Although it feels as though I discussed multiple techniques, the many elements truly all disseminate from speed-over-form — or quantity-over-quality, if that suits you better. Shooting fast entails keeping your shots low and reducing the distance between your hands and the basket. Don’t be worried about missing a few; keep firing away. Now go get started on this technique. Be patient: You may see a lot of missed shots at first. But, stick with it and you’re going to eventually reach that next level.

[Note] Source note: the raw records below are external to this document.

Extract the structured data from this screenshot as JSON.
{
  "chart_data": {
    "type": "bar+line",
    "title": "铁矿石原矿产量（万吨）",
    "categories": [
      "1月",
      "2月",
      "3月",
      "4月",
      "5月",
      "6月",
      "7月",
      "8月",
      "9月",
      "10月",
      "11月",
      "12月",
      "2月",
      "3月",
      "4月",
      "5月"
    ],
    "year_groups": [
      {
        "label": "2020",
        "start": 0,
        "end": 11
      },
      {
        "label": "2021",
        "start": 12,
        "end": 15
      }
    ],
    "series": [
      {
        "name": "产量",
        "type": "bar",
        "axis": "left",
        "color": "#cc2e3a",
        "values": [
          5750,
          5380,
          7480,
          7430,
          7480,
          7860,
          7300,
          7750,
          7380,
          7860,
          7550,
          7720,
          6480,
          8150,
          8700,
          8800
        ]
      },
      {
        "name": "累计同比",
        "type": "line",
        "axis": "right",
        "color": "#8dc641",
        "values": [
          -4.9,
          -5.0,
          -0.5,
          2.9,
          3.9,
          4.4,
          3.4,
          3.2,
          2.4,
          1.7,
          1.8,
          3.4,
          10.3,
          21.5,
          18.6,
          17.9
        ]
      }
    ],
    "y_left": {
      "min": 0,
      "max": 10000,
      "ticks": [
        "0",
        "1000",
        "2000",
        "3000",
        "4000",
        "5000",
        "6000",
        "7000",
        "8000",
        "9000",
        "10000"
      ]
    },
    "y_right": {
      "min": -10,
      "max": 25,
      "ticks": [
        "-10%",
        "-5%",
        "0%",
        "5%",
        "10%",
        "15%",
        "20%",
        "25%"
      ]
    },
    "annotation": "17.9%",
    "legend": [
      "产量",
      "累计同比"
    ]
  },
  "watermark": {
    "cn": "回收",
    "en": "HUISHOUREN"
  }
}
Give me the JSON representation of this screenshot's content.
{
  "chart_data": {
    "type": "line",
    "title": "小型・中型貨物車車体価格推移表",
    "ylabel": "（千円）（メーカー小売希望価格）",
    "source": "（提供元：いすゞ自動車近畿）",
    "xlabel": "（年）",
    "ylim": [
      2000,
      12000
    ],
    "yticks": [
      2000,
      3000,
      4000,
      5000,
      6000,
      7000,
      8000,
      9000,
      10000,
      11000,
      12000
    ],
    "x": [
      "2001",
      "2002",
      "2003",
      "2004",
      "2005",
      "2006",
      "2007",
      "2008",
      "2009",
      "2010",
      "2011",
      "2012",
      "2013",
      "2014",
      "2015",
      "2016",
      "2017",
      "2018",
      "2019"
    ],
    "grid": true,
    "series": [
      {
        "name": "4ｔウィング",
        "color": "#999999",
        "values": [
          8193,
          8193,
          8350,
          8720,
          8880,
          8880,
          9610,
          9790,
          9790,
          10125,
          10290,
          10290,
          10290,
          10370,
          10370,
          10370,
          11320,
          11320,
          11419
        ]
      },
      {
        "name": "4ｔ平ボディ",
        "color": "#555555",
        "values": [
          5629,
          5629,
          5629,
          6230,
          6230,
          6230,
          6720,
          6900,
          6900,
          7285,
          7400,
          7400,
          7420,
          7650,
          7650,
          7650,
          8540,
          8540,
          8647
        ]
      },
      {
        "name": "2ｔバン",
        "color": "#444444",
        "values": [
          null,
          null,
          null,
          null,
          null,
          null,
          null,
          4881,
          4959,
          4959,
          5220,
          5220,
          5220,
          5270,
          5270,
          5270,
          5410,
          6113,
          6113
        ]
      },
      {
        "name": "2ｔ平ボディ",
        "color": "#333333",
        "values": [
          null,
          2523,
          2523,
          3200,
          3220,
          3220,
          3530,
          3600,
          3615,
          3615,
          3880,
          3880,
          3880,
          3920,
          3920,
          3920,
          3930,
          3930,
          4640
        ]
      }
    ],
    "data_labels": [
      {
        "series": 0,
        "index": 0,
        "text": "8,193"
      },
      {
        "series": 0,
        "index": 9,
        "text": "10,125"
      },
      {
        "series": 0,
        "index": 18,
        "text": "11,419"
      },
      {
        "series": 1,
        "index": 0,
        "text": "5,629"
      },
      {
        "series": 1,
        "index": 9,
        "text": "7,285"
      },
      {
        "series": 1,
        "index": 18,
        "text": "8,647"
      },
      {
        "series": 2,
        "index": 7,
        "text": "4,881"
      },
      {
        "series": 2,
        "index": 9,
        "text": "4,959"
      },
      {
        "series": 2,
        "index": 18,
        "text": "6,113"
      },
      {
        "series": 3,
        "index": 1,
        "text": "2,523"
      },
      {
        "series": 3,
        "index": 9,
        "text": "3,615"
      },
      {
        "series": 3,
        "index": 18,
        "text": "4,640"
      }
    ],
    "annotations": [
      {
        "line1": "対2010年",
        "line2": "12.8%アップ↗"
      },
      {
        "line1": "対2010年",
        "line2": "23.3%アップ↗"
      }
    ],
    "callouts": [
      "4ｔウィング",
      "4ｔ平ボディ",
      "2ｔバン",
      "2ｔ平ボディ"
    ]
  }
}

Update from last week’s post:

I previously implied that this would be another long winter without a Ricardo “the Busboy” Reyes sighting, but have no fear: You’ll see him briefly in this epic Nike basketball commercial — one that reached 1 million views in three days (not bad for a commercial, especially one that is a minute-and-a-half long). This advertisement was part of a promotion by Nike to assert that basketball always goes strong, even during an NBA lockout. I believe Reyes’ inclusion is a testament to his current prominence in basketball’s pop culture. Look for him at the 1:13 mark. (Video from Youtube user nikebasketball.)